Yesterday I decided to properly solve this. I ages digging through BeamNG's UI code in the installation folder and found an event called appContainer:loadLayoutByType. This looked promising, something I could trigger from my mod via guihooks.

Tested it in the game console. It worked.

Put it in my mod. Didn't work.

Of course.

The Solution (Finally)

I checked online again and found a fresh post on the Beam-MP forums, someone asking the exact same question. I replied with my multiplayer.uilayout.json workaround, noting it was unreliable. A Beam-MP maintainer responded: "Don't do it that way."

Great. But how should I do it?

Then I discovered: Beam-MP has a Discord. Of course it does.

I joined and scrolled through the #scripting channel. Someone had asked my exact question: how do I load my layout when a player joins?

The answer, from a helpful community member:

core_gamestate.setGameState('multiplayer', 'mylayout', 'multiplayer')

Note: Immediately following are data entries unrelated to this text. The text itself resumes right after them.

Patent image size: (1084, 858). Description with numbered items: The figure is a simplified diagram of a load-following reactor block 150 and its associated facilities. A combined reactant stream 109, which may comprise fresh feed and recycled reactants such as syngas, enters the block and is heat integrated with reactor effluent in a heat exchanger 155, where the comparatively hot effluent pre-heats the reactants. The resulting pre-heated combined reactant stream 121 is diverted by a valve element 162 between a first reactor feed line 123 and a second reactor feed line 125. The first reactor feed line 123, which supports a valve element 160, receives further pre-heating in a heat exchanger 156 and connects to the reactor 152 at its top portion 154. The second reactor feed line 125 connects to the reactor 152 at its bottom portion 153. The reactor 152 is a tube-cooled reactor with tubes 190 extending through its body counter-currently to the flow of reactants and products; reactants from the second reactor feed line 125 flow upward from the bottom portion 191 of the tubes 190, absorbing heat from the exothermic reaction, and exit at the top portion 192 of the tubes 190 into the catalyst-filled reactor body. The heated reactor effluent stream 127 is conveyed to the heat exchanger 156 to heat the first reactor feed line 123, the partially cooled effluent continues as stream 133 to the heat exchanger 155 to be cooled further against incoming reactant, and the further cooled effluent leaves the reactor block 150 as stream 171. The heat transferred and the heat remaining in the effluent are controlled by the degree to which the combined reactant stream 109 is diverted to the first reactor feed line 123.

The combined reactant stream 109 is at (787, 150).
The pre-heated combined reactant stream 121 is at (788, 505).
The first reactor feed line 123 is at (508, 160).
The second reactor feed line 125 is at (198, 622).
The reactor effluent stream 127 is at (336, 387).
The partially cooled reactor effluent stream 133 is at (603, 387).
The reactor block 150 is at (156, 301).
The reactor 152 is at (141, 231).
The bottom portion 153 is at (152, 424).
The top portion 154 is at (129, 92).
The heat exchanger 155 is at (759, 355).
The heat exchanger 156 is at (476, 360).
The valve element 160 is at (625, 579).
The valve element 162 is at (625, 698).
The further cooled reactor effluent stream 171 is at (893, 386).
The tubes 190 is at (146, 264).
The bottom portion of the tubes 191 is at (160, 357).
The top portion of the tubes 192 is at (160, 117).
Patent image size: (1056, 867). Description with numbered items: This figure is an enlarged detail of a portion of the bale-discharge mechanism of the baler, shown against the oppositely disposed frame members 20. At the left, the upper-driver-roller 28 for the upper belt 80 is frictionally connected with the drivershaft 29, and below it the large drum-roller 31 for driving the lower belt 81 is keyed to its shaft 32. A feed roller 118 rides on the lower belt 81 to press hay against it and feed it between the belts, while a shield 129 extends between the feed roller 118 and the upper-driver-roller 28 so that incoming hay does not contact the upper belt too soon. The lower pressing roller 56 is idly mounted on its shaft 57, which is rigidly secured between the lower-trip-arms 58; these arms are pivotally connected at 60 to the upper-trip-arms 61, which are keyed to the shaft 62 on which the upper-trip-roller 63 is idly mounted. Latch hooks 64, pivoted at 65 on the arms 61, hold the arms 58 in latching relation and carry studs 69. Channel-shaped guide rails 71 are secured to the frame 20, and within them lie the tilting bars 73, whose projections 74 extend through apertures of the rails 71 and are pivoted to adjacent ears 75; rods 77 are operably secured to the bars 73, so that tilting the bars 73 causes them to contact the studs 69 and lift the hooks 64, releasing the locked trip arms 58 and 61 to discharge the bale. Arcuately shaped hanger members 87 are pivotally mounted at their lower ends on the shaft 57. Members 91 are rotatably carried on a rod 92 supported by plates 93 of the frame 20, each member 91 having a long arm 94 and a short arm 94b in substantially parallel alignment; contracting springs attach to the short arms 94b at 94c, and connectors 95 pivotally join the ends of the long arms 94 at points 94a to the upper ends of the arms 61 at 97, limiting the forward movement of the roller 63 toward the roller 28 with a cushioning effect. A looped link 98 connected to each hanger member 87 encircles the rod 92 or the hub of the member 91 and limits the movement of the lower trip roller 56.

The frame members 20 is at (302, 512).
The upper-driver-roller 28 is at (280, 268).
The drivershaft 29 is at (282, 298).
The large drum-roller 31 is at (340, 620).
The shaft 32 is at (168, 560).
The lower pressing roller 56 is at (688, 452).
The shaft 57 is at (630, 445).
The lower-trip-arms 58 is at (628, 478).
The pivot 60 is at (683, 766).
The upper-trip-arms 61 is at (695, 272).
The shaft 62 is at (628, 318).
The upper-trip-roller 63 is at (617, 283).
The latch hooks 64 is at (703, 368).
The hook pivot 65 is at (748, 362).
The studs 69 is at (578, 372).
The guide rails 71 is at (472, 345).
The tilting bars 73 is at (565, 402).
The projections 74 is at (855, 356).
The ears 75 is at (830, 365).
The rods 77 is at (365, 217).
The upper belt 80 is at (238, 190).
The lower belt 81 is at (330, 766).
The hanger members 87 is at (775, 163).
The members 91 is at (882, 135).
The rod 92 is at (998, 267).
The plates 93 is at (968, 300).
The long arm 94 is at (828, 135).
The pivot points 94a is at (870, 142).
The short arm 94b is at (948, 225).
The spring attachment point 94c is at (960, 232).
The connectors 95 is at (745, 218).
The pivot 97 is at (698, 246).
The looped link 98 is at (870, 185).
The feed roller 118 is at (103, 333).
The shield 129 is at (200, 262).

That's it. That's the whole thing.

I ran it in the console. It worked. I added it to my mod, uploaded it, rejoined the server, and... it worked.

The Frustration

This function isn't documented anywhere I could find. No forum posts. No wiki entries. No official guides. The knowledge exists only in the heads of a few people and, if you're lucky, a recent Discord message.

I happened to join at the right time and scroll to the right message. If that conversation had been a month older, I might never have found it.

For Future Modders

If you're trying to load a custom UI layout in BeamNG or Beam-MP, here's what actually works:

  1. Create your .uilayout.json file with your app definitions
  2. Place it in settings/ui_apps/layouts/default/
  3. Call this when appropriate (e.g., when the player joins multiplayer):
core_gamestate.setGameState('multiplayer', 'your_layout_name', 'multiplayer')

Replace 'your_layout_name' with whatever you set the type field as in your uilayout.json file.


I'm trying to document the BeamNG API and make this knowledge more accessible. If you're interested in more BeamNG modding deep-dives, check out my post on reverse-engineering the BeamNG Lua API where I document my process for creating API stubs.

Hopefully this saves someone else the weeks of frustration it cost me.